The deal was unexpectedly bold — not only is it a two-year deal, instead of only one, but also it proved wrong the conventional wisdom that the forced spending cuts were here to stay. Instead, it restores money that Pentagon leaders had said they desperately needed if the nation’s military was to maintain its readiness and capability.
Not all sequestration funds are restored; the deal puts back about half of sequestration’s cuts in 2014, and about a fourth of them in 2015.
The deal was struck between House Budget Committee Chairman Paul Ryan, R-Wis., and his Senate counterpart, Patty Murray, D-Wash. It replaces $63 billion in money that was cut earlier this year, split evenly between defense and non-defense agencies. The Defense Department will get back about $22.5 billion in the 2014 fiscal year and another $9 billion in 2015.
Without this deal, the agreement reached in October to end the then-16-day government shutdown and avert a debt ceiling default would have ended, risking another shutdown and automatically triggering tens of billions of dollars in sequestration cuts as mandated by the 2011 Budget Control Act. The Pentagon itself would have lost as much as $50 billion. Ryan credited Pentagon officials with heavily influencing the budget negotiations and restoring at least some of the spending cuts.
The agreement is separate from the full fiscal year 2014 defense bill, known as the National Defense Authorization Act, but it does impact the Pentagon by restoring a large chunk of the sequestration cuts.
Senate Majority Leader Harry Reid, D-Nev., praised the deal in remarks late Tuesday night.
“We have numbers now,” Reid said. “I’m very pleased the budget negotiators Murray and Ryan have come up with an agreement today that will roll back the painful and arbitrary cuts of sequestration and prevent another costly government shutdown.”
Reid did not announce a vote yet on the budget deal, but Ryan said he expects the House to take up the bill later this week and the Senate to vote next week. That timing is uncertain, as the House is scheduled to adjourn Friday and both chambers still have to vote on the FY 2014 defense bill as well as a variety of other must-pass pieces of legislation.
Both Democrats and Republicans were left wanting more from the deal. The GOP praised the fact that it does not raise the debt ceiling, but was frustrated that it does not address entitlement reform. Ryan and Murray chose early on in their talks to avoid striving for any such “grand bargain” that would threaten a more modest deal.

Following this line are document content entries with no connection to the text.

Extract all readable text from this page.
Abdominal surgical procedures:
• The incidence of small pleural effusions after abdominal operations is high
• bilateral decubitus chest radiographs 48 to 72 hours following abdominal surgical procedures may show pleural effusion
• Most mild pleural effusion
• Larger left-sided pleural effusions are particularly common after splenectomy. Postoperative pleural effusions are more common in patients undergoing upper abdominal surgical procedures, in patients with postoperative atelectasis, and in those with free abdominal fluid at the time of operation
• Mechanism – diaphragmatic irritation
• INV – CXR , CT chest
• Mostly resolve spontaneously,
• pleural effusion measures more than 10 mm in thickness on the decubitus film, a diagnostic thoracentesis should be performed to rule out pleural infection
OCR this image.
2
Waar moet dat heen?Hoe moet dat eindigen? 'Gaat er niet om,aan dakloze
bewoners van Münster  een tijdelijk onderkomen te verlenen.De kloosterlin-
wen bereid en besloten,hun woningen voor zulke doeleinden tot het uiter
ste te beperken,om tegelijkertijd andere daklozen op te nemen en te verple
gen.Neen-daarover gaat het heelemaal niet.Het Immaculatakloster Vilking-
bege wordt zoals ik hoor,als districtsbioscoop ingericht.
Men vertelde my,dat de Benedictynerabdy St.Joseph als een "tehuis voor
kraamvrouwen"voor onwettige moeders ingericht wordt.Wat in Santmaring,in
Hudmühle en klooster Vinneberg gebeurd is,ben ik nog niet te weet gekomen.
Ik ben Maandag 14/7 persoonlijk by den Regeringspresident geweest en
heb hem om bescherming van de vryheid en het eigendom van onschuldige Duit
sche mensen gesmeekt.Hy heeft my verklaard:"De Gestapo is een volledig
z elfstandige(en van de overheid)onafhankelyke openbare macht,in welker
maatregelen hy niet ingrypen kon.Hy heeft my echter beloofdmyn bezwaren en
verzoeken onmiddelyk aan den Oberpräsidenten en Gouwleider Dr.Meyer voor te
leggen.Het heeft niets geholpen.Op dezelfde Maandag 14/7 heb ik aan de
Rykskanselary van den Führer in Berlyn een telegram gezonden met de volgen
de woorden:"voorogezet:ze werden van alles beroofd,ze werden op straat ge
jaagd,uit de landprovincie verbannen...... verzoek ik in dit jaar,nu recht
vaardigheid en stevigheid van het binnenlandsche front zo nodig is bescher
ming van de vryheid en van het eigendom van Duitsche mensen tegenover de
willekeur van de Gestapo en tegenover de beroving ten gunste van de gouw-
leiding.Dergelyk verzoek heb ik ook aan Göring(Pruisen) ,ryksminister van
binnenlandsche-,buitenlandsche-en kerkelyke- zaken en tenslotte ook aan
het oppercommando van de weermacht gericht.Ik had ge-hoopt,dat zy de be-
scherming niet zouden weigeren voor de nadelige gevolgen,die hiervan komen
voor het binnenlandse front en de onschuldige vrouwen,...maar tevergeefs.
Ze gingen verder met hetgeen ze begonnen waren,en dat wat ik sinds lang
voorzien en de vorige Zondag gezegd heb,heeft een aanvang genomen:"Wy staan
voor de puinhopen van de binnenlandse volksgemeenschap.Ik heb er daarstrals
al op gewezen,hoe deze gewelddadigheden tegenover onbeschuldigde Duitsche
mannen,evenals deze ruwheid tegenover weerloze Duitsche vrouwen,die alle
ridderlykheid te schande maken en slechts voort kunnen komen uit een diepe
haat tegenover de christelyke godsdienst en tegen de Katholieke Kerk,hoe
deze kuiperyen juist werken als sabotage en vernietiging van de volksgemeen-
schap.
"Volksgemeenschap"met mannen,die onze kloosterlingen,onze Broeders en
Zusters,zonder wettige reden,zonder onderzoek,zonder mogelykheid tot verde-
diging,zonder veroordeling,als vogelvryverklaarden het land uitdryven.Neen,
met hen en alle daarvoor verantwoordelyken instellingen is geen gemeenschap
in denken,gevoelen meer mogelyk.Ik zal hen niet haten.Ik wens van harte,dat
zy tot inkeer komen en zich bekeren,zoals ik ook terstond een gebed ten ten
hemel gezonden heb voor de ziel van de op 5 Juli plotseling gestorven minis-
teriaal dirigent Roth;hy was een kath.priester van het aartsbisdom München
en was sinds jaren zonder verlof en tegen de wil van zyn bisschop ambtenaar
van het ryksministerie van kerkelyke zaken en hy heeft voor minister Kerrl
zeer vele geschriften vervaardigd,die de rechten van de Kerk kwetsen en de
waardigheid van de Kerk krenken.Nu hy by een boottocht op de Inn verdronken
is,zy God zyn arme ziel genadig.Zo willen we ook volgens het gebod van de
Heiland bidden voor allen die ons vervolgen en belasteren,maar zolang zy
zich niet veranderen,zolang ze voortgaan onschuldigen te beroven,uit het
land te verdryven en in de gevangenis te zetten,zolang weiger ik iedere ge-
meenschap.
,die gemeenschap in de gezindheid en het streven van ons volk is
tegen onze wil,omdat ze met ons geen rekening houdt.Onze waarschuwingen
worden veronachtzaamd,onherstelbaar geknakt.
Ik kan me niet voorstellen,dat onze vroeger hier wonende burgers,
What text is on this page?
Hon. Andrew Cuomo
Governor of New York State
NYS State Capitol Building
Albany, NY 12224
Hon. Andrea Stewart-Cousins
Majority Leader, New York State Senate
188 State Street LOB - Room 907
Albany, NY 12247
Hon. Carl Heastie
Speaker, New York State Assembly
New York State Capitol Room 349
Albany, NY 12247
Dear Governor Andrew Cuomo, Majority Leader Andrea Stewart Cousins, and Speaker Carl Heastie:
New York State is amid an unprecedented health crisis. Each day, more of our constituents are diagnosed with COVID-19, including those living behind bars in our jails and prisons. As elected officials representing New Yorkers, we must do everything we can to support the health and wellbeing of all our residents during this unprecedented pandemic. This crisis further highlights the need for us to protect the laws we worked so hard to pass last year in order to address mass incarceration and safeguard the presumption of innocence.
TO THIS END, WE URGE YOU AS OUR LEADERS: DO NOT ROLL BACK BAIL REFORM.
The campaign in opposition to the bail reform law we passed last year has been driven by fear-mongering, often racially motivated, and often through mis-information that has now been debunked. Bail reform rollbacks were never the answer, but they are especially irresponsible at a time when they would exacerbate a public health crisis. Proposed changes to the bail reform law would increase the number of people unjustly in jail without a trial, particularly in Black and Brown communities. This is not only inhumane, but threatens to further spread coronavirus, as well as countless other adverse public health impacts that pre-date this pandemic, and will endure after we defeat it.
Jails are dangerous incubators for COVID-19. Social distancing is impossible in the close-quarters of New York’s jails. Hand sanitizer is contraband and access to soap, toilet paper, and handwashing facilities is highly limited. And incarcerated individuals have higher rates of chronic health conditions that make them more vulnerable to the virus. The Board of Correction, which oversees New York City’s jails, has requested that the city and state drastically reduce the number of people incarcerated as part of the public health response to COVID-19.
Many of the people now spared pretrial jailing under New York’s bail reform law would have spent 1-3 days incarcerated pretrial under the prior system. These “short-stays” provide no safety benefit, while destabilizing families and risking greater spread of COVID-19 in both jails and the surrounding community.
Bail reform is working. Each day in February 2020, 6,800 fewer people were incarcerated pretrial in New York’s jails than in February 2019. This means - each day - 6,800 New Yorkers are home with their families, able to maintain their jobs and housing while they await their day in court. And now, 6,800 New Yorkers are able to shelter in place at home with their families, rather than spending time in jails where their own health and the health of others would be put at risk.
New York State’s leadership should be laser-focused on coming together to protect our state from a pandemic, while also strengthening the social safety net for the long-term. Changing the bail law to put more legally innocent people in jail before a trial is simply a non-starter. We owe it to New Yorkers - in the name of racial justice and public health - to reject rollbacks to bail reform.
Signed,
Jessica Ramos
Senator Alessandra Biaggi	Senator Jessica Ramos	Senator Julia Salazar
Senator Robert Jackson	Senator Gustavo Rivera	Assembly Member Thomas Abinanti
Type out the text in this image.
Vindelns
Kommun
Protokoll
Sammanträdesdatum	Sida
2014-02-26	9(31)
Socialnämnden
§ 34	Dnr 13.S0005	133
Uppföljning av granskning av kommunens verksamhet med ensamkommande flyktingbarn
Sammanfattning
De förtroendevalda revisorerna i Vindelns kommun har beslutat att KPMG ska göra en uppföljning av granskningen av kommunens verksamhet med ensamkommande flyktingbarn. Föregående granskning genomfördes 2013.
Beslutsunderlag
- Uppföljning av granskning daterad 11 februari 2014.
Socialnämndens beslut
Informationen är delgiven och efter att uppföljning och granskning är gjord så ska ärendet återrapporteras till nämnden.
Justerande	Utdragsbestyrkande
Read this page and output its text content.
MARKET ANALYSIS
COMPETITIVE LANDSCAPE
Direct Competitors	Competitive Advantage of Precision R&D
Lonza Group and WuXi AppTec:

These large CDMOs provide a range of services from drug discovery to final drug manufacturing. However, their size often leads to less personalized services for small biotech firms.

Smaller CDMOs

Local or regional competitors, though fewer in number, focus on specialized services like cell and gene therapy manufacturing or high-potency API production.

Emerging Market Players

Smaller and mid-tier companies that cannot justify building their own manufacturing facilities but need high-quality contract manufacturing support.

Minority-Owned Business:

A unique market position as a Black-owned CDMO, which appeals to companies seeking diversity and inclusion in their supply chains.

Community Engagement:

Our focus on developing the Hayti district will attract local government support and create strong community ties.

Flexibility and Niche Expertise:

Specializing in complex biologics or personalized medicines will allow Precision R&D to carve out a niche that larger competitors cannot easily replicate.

Democrats decried the fact that the deal does not extend unemployment benefits, which expire Dec. 31, and that federal workers hired after Dec. 31, 2013, will have to contribute 1.3 percent more to their retirement funds.
Military advocates are left wanting, too: Veterans who retire from the military before age 62 will see a reduction in their annual cost-of-living benefit increase. Retirees 62 and older, and those retired on disability, would not be affected.
“It was a compromise,” Reid said. “We didn’t get what we wanted. They didn’t get what they wanted. But that’s what legislation is all about, working together. ‘Compromise’ is not a bad word.”
Both Ryan and Murray cautioned the deal is just a “first step.”
“This bill reduces the deficit by $23 billion, it does not raise taxes, and it cuts spending in a smarter way,” Ryan said.
Murray said the deal “breaks through the recent dysfunction to prevent another government shutdown and roll back sequestration’s cuts to defense and domestic investments in a balanced way,” Murray said.
President Barack Obama joined a variety of congressional leaders who issued statements applauding the agreement.
“This agreement doesn’t include everything I’d like — and I know many Republicans feel the same way. That’s the nature of compromise,” he said. “But it’s a good sign that Democrats and Republicans in Congress were able to come together and break the cycle of short-sighted, crisis-driven decision-making to get this done.”